10 TULIP PRAESTANS FUSELIER, Bulbs,
Excellent for forcing,come back year after year
Are you hoping to find a tulip variety that stands a good chance of blooming just as prettily next year? Tulip praestans 'Fusilier' is a botanical tulip that does exactly that. It’s an award winner, and your award winning garden begins with your spring bulbs. Create drifts of scarlet blooms with praestans 'Fusilier' tulips and enjoy multiple blooms per stem year after year. The bulbs and blooms are a little smaller than those of their aristocratic cousins, but these hardy little soldiers are an excellent addition to any garden. Pretty in pots, they’re also fabulous as an edging for flower beds.
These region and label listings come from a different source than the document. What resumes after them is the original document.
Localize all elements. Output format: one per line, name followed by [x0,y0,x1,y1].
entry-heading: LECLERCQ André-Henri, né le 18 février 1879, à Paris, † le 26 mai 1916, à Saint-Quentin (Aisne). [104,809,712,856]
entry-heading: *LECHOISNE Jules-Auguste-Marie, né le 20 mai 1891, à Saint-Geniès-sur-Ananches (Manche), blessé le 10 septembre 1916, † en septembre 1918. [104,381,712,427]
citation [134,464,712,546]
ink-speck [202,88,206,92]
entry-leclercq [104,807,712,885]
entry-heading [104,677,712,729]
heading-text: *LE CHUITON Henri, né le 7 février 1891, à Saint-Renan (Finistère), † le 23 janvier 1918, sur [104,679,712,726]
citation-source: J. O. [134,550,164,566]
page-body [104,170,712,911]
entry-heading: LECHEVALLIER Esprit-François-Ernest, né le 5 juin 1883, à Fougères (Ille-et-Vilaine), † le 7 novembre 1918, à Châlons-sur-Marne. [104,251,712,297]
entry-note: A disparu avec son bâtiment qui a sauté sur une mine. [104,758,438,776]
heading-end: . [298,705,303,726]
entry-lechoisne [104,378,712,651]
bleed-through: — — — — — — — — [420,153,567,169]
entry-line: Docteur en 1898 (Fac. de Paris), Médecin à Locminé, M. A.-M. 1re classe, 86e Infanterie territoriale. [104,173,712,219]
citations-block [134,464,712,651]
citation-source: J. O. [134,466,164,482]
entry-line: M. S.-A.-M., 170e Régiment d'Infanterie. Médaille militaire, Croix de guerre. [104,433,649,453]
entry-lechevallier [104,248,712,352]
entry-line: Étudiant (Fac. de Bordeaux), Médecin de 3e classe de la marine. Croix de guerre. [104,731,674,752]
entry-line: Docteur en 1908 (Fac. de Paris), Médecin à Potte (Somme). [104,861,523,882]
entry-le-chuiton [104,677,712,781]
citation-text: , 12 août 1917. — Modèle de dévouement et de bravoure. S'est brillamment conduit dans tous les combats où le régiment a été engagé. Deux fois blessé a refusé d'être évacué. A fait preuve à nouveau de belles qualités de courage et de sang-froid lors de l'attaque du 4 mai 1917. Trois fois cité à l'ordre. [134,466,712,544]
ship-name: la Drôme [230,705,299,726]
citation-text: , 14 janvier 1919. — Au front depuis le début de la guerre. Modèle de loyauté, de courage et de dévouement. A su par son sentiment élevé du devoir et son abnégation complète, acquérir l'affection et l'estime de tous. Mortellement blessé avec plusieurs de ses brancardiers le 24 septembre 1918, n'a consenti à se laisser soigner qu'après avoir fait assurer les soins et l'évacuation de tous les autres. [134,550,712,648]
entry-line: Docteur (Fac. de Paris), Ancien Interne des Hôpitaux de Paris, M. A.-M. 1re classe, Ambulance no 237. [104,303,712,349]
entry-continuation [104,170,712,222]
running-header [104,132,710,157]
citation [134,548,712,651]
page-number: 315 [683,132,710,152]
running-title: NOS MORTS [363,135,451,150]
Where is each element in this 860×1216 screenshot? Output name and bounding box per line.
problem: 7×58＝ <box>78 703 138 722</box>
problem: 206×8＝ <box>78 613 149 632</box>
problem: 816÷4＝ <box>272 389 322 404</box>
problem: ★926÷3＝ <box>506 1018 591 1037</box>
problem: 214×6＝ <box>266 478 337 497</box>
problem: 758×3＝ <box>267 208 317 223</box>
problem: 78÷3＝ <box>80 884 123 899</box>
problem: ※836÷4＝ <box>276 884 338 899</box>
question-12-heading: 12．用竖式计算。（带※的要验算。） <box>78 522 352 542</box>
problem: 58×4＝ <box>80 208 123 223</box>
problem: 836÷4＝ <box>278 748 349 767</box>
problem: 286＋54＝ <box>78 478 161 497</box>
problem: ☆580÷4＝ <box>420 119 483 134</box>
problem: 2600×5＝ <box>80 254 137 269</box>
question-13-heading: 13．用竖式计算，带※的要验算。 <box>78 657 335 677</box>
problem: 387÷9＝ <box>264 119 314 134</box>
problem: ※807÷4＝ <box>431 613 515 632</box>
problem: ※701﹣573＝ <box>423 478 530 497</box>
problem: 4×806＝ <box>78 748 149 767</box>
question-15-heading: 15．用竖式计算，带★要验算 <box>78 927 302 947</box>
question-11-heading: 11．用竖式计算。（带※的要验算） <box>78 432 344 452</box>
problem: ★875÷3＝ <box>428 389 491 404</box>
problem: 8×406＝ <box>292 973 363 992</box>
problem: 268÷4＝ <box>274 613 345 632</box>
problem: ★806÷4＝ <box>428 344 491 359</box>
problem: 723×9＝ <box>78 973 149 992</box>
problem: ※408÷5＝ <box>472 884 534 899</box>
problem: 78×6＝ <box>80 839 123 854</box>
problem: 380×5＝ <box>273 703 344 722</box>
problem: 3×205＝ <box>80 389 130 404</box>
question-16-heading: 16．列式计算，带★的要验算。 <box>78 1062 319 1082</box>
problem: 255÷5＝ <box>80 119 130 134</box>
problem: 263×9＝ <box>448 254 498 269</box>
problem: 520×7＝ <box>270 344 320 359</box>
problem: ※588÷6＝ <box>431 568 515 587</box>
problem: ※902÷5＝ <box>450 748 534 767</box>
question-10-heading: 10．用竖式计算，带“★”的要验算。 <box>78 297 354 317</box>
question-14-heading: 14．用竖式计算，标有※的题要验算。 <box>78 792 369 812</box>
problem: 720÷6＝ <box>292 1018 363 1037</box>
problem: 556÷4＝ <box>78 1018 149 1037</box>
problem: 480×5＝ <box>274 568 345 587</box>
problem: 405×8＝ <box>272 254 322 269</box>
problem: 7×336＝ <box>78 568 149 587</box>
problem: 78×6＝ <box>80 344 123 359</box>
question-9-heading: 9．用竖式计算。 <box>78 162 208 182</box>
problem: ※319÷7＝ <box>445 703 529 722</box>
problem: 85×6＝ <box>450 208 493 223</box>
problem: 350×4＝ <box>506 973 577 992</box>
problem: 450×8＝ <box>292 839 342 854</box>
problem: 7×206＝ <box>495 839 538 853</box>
Plant these dainty garden gems once and they will come back year after year. Perfect for adding color and interest to rock gardens or the front of borders. Naturalizes Well
Planning and Planting
Bulbs are easy to work with, very rewarding and forgiving. They look best planted in groups or clumps, naturalized in the sod, under trees, or in beds, borders or rock garden. Good drainage is essential; bulbs will grow poorly or rot if they are too wet.
Prepare beds by mixing fertilizer, bonemeal and wood ashes, or other phosphorus and potassium sources into the soil below the level of the bulbs. Mix in compost to lighten heavy soils and increase nutrients. Peat is acidic—use with caution. Although widely available, Holland Bulb Booster contains ingredients which are not approved for organic growers.
Plant bulbs pointed side up; generally the depth of the hole is three times the bulb’s height.
Mulch your bulbs with 4-6" of leaves, bark, straw, etc. after the ground freezes. If you plant them next to your house, it’s especially important to use the higher amount or more, as basement heat and reflected sunlight will likely remove the insulating snow cover, exposing them too early to alternating sunny days and freezing nights, and damaging their growth tips. Wherever they’re planted, bulbs need insulation. You need to mulch (or plant extra deep) unless winter will provide a consistent heavy snow cover. A good mulch can also give protection up to half a hardiness zone, enabling you to experiment with bulbs not quite hardy in your zone.
Do not remove the mulch too early in the spring. By keeping the soil from thawing, mulch prevents heaving and false starts in early warm spells, and delays flowering slightly for a more uniform and longer-lasting display. Remove mulch as the bulbs begin to peek through in the spring, and dress the bed with compost or bulb fertilizer.
Pinch the blooms as they fade to discourage seed production and to force the energy back into the bulb. This is especially important for tulips and hyacinths, which can otherwise lose their vigor in 2-3 years.
Do not cut the foliage as long as it remains green; it produces the food for future blooms. Cut leaves only after they yellow. Sidedress with fertilizer or compost in late summer to mid-fall.